To solve the integral \( \int_{\frac{\pi}{6}}^{\frac{\pi}{4}} \frac{dx}{\sin x \cos x} \), we can follow these steps: ### Step 1: Rewrite the integrand We start by rewriting the integrand using the identity \( \sin x \cos x = \frac{1}{2} \sin(2x) \): \[ \frac{1}{\sin x \cos x} = \frac{2}{\sin(2x)} \] Thus, the integral becomes: \[ \int_{\frac{\pi}{6}}^{\frac{\pi}{4}} \frac{dx}{\sin x \cos x} = 2 \int_{\frac{\pi}{6}}^{\frac{\pi}{4}} \frac{dx}{\sin(2x)} \] ### Step 2: Change of variable Next, we can use the substitution \( u = 2x \), which gives \( du = 2dx \) or \( dx = \frac{du}{2} \).

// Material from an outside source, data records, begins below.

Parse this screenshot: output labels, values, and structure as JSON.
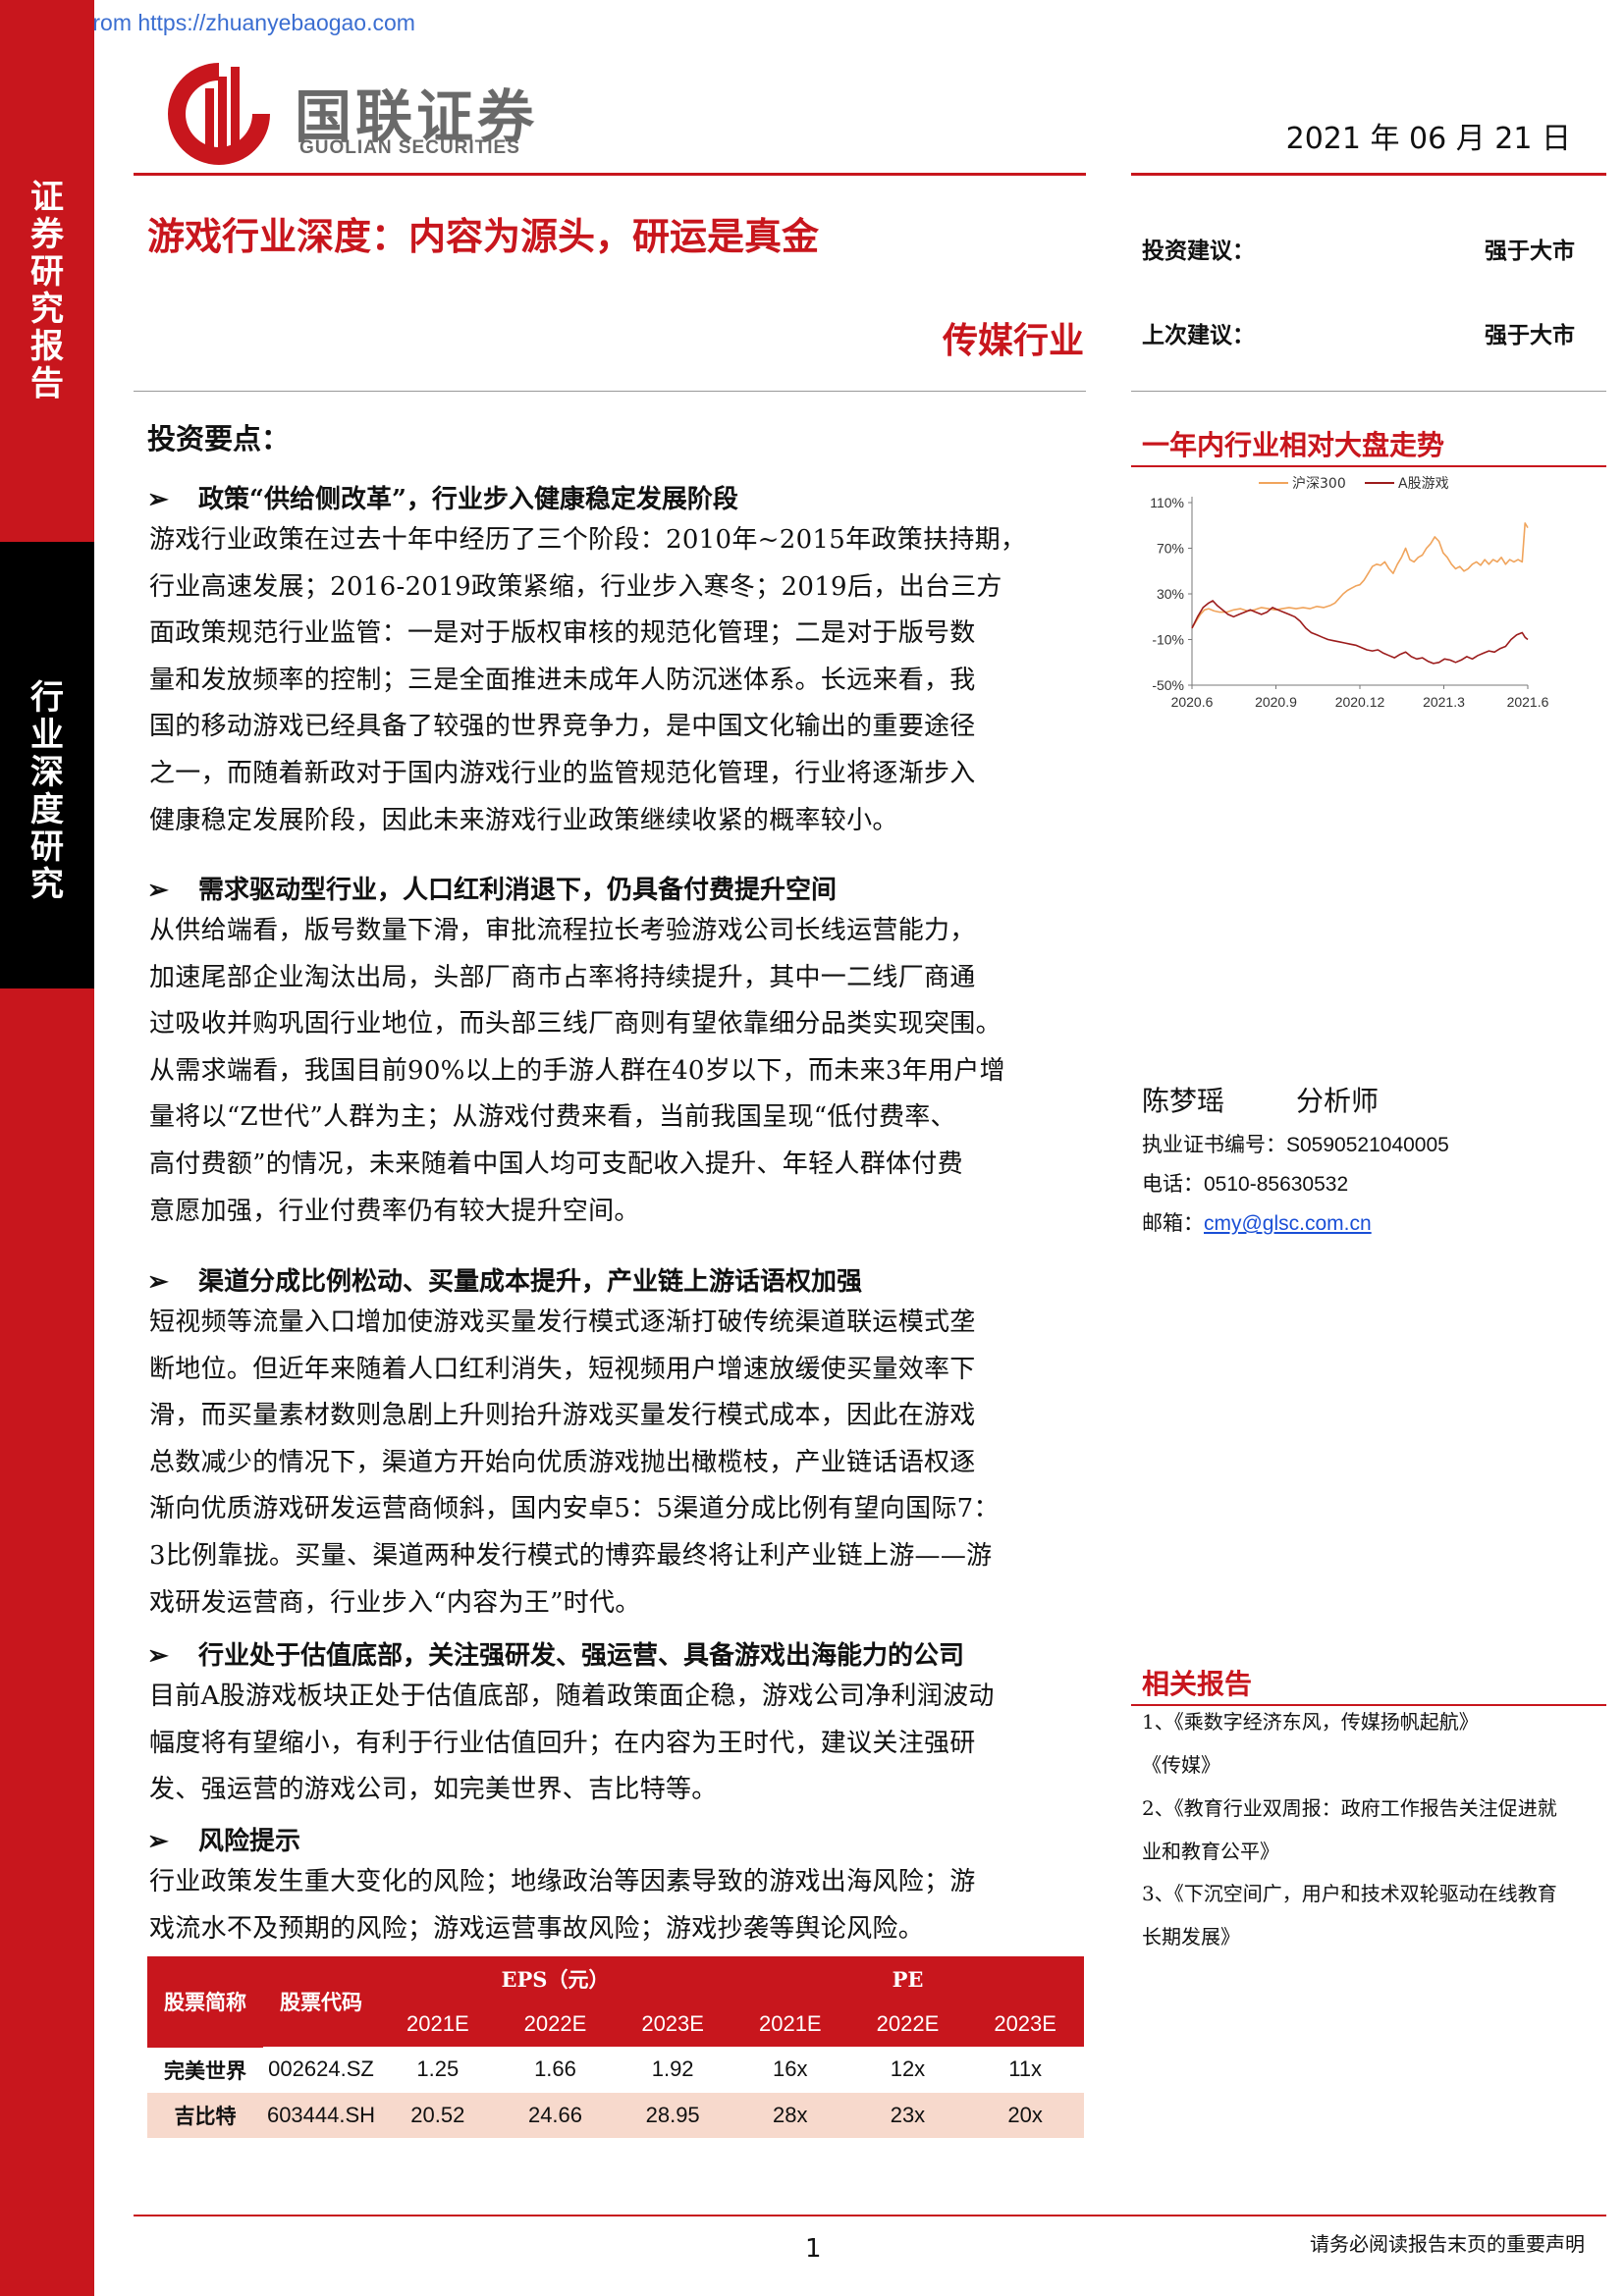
{
  "watermark": "Image From https://zhuanyebaogao.com",
  "sidebar": {
    "top_label": [
      "证",
      "券",
      "研",
      "究",
      "报",
      "告"
    ],
    "mid_label": [
      "行",
      "业",
      "深",
      "度",
      "研",
      "究"
    ]
  },
  "header": {
    "logo_cn": "国联证券",
    "logo_en": "GUOLIAN SECURITIES",
    "date": "2021 年 06 月 21 日"
  },
  "report": {
    "title": "游戏行业深度：内容为源头，研运是真金",
    "industry": "传媒行业"
  },
  "rating": {
    "current_label": "投资建议：",
    "current_value": "强于大市",
    "previous_label": "上次建议：",
    "previous_value": "强于大市"
  },
  "key_points": {
    "heading": "投资要点：",
    "bullet_glyph": "➢",
    "items": [
      {
        "head": "政策“供给侧改革”，行业步入健康稳定发展阶段",
        "lines": [
          "游戏行业政策在过去十年中经历了三个阶段：2010年~2015年政策扶持期，",
          "行业高速发展；2016-2019政策紧缩，行业步入寒冬；2019后，出台三方",
          "面政策规范行业监管：一是对于版权审核的规范化管理；二是对于版号数",
          "量和发放频率的控制；三是全面推进未成年人防沉迷体系。长远来看，我",
          "国的移动游戏已经具备了较强的世界竞争力，是中国文化输出的重要途径",
          "之一，而随着新政对于国内游戏行业的监管规范化管理，行业将逐渐步入",
          "健康稳定发展阶段，因此未来游戏行业政策继续收紧的概率较小。"
        ]
      },
      {
        "head": "需求驱动型行业，人口红利消退下，仍具备付费提升空间",
        "lines": [
          "从供给端看，版号数量下滑，审批流程拉长考验游戏公司长线运营能力，",
          "加速尾部企业淘汰出局，头部厂商市占率将持续提升，其中一二线厂商通",
          "过吸收并购巩固行业地位，而头部三线厂商则有望依靠细分品类实现突围。",
          "从需求端看，我国目前90%以上的手游人群在40岁以下，而未来3年用户增",
          "量将以“Z世代”人群为主；从游戏付费来看，当前我国呈现“低付费率、",
          "高付费额”的情况，未来随着中国人均可支配收入提升、年轻人群体付费",
          "意愿加强，行业付费率仍有较大提升空间。"
        ]
      },
      {
        "head": "渠道分成比例松动、买量成本提升，产业链上游话语权加强",
        "lines": [
          "短视频等流量入口增加使游戏买量发行模式逐渐打破传统渠道联运模式垄",
          "断地位。但近年来随着人口红利消失，短视频用户增速放缓使买量效率下",
          "滑，而买量素材数则急剧上升则抬升游戏买量发行模式成本，因此在游戏",
          "总数减少的情况下，渠道方开始向优质游戏抛出橄榄枝，产业链话语权逐",
          "渐向优质游戏研发运营商倾斜，国内安卓5：5渠道分成比例有望向国际7：",
          "3比例靠拢。买量、渠道两种发行模式的博弈最终将让利产业链上游——游",
          "戏研发运营商，行业步入“内容为王”时代。"
        ]
      },
      {
        "head": "行业处于估值底部，关注强研发、强运营、具备游戏出海能力的公司",
        "lines": [
          "目前A股游戏板块正处于估值底部，随着政策面企稳，游戏公司净利润波动",
          "幅度将有望缩小，有利于行业估值回升；在内容为王时代，建议关注强研",
          "发、强运营的游戏公司，如完美世界、吉比特等。"
        ]
      },
      {
        "head": "风险提示",
        "lines": [
          "行业政策发生重大变化的风险；地缘政治等因素导致的游戏出海风险；游",
          "戏流水不及预期的风险；游戏运营事故风险；游戏抄袭等舆论风险。"
        ]
      }
    ]
  },
  "chart_section": {
    "title": "一年内行业相对大盘走势"
  },
  "chart_data": {
    "type": "line",
    "x": [
      "2020.6",
      "2020.9",
      "2020.12",
      "2021.3",
      "2021.6"
    ],
    "x_ticks": [
      "2020.6",
      "2020.9",
      "2020.12",
      "2021.3",
      "2021.6"
    ],
    "y_ticks": [
      "110%",
      "70%",
      "30%",
      "-10%",
      "-50%"
    ],
    "ylim": [
      -50,
      110
    ],
    "grid": false,
    "legend_position": "top",
    "series": [
      {
        "name": "沪深300",
        "color": "#f0a45c",
        "points": [
          [
            0,
            0
          ],
          [
            3,
            6
          ],
          [
            6,
            12
          ],
          [
            9,
            16
          ],
          [
            12,
            17
          ],
          [
            16,
            15
          ],
          [
            20,
            14
          ],
          [
            25,
            14
          ],
          [
            30,
            16
          ],
          [
            35,
            17
          ],
          [
            40,
            15
          ],
          [
            45,
            16
          ],
          [
            50,
            18
          ],
          [
            55,
            17
          ],
          [
            60,
            16
          ],
          [
            65,
            17
          ],
          [
            70,
            18
          ],
          [
            75,
            17
          ],
          [
            80,
            18
          ],
          [
            85,
            17
          ],
          [
            90,
            19
          ],
          [
            95,
            18
          ],
          [
            100,
            20
          ],
          [
            103,
            22
          ],
          [
            106,
            26
          ],
          [
            109,
            30
          ],
          [
            112,
            33
          ],
          [
            115,
            35
          ],
          [
            118,
            37
          ],
          [
            121,
            38
          ],
          [
            124,
            42
          ],
          [
            127,
            48
          ],
          [
            130,
            54
          ],
          [
            133,
            56
          ],
          [
            136,
            55
          ],
          [
            139,
            58
          ],
          [
            142,
            52
          ],
          [
            145,
            48
          ],
          [
            148,
            56
          ],
          [
            151,
            62
          ],
          [
            154,
            70
          ],
          [
            157,
            60
          ],
          [
            160,
            58
          ],
          [
            163,
            62
          ],
          [
            166,
            64
          ],
          [
            169,
            70
          ],
          [
            172,
            74
          ],
          [
            175,
            80
          ],
          [
            178,
            76
          ],
          [
            181,
            66
          ],
          [
            184,
            62
          ],
          [
            187,
            56
          ],
          [
            190,
            52
          ],
          [
            193,
            54
          ],
          [
            196,
            50
          ],
          [
            199,
            52
          ],
          [
            202,
            56
          ],
          [
            205,
            58
          ],
          [
            208,
            55
          ],
          [
            211,
            60
          ],
          [
            214,
            56
          ],
          [
            217,
            60
          ],
          [
            220,
            58
          ],
          [
            223,
            62
          ],
          [
            226,
            56
          ],
          [
            229,
            60
          ],
          [
            232,
            58
          ],
          [
            235,
            60
          ],
          [
            238,
            58
          ],
          [
            240,
            92
          ],
          [
            242,
            88
          ]
        ]
      },
      {
        "name": "A股游戏",
        "color": "#9c1c1c",
        "points": [
          [
            0,
            0
          ],
          [
            4,
            10
          ],
          [
            8,
            18
          ],
          [
            12,
            22
          ],
          [
            15,
            24
          ],
          [
            18,
            20
          ],
          [
            22,
            16
          ],
          [
            26,
            12
          ],
          [
            30,
            10
          ],
          [
            34,
            12
          ],
          [
            38,
            14
          ],
          [
            42,
            16
          ],
          [
            46,
            14
          ],
          [
            50,
            12
          ],
          [
            54,
            14
          ],
          [
            58,
            18
          ],
          [
            62,
            16
          ],
          [
            66,
            14
          ],
          [
            70,
            12
          ],
          [
            74,
            10
          ],
          [
            78,
            6
          ],
          [
            82,
            0
          ],
          [
            86,
            -4
          ],
          [
            90,
            -6
          ],
          [
            94,
            -8
          ],
          [
            98,
            -10
          ],
          [
            102,
            -11
          ],
          [
            106,
            -12
          ],
          [
            110,
            -13
          ],
          [
            114,
            -14
          ],
          [
            118,
            -15
          ],
          [
            122,
            -17
          ],
          [
            126,
            -19
          ],
          [
            130,
            -20
          ],
          [
            134,
            -19
          ],
          [
            138,
            -22
          ],
          [
            142,
            -24
          ],
          [
            146,
            -26
          ],
          [
            150,
            -23
          ],
          [
            154,
            -21
          ],
          [
            158,
            -25
          ],
          [
            162,
            -27
          ],
          [
            166,
            -26
          ],
          [
            170,
            -29
          ],
          [
            174,
            -31
          ],
          [
            178,
            -30
          ],
          [
            182,
            -27
          ],
          [
            186,
            -28
          ],
          [
            190,
            -30
          ],
          [
            194,
            -28
          ],
          [
            198,
            -25
          ],
          [
            202,
            -27
          ],
          [
            206,
            -24
          ],
          [
            210,
            -22
          ],
          [
            214,
            -20
          ],
          [
            218,
            -21
          ],
          [
            222,
            -18
          ],
          [
            226,
            -16
          ],
          [
            230,
            -10
          ],
          [
            234,
            -6
          ],
          [
            238,
            -4
          ],
          [
            240,
            -8
          ],
          [
            242,
            -10
          ]
        ]
      }
    ]
  },
  "analyst": {
    "name": "陈梦瑶",
    "role": "分析师",
    "cert_label": "执业证书编号：",
    "cert_value": "S0590521040005",
    "phone_label": "电话：",
    "phone_value": "0510-85630532",
    "email_label": "邮箱：",
    "email_value": "cmy@glsc.com.cn"
  },
  "related_reports": {
    "title": "相关报告",
    "items": [
      [
        "1、《乘数字经济东风，传媒扬帆起航》",
        "《传媒》"
      ],
      [
        "2、《教育行业双周报：政府工作报告关注促进就",
        "业和教育公平》"
      ],
      [
        "3、《下沉空间广，用户和技术双轮驱动在线教育",
        "长期发展》"
      ]
    ]
  },
  "table": {
    "col_name": "股票简称",
    "col_code": "股票代码",
    "group_eps": "EPS（元）",
    "group_pe": "PE",
    "years": [
      "2021E",
      "2022E",
      "2023E",
      "2021E",
      "2022E",
      "2023E"
    ],
    "rows": [
      {
        "name": "完美世界",
        "code": "002624.SZ",
        "values": [
          "1.25",
          "1.66",
          "1.92",
          "16x",
          "12x",
          "11x"
        ]
      },
      {
        "name": "吉比特",
        "code": "603444.SH",
        "values": [
          "20.52",
          "24.66",
          "28.95",
          "28x",
          "23x",
          "20x"
        ]
      }
    ]
  },
  "footer": {
    "page": "1",
    "note": "请务必阅读报告末页的重要声明"
  }
}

We also need to change the limits of integration: - When \( x = \frac{\pi}{6} \), \( u = \frac{\pi}{3} \) - When \( x = \frac{\pi}{4} \), \( u = \frac{\pi}{2} \) Substituting these into the integral, we have: \[ 2 \int_{\frac{\pi}{6}}^{\frac{\pi}{4}} \frac{dx}{\sin(2x)} = 2 \cdot \frac{1}{2} \int_{\frac{\pi}{3}}^{\frac{\pi}{2}} \frac{du}{\sin u} = \int_{\frac{\pi}{3}}^{\frac{\pi}{2}} \frac{du}{\sin u} \] ### Step 3: Evaluate the integral The integral \( \int \frac{du}{\sin u} \) can be evaluated as: \[ \int \frac{du}{\sin u} = \log \left| \tan \left( \frac{u}{2} \right) \right| + C \] Thus, we evaluate: \[ \int_{\frac{\pi}{3}}^{\frac{\pi}{2}} \frac{du}{\sin u} = \left[ \log \left| \tan \left( \frac{u}{2} \right) \right| \right]_{\frac{\pi}{3}}^{\frac{\pi}{2}} \] ### Step 4: Apply the limits Now we apply the limits: 1. For \( u = \frac{\pi}{2} \): \[ \tan \left( \frac{\pi/2}{2} \right) = \tan \left( \frac{\pi}{4} \right) = 1 \implies \log(1) = 0 \] 2. For \( u = \frac{\pi}{3} \): \[ \tan \left( \frac{\pi/3}{2} \right) = \tan \left( \frac{\pi}{6} \right) = \frac{1}{\sqrt{3}} \implies \log \left( \frac{1}{\sqrt{3}} \right) = -\frac{1}{2} \log(3) \] Putting it all together: \[ \int_{\frac{\pi}{3}}^{\frac{\pi}{2}} \frac{du}{\sin u} = 0 - \left(-\frac{1}{2} \log(3)\right) = \frac{1}{2} \log(3) \] ### Final Answer Thus, the value of the integral \( \int_{\frac{\pi}{6}}^{\frac{\pi}{4}} \frac{dx}{\sin x \cos x} \) is: \[ \frac{1}{2} \log(3) \]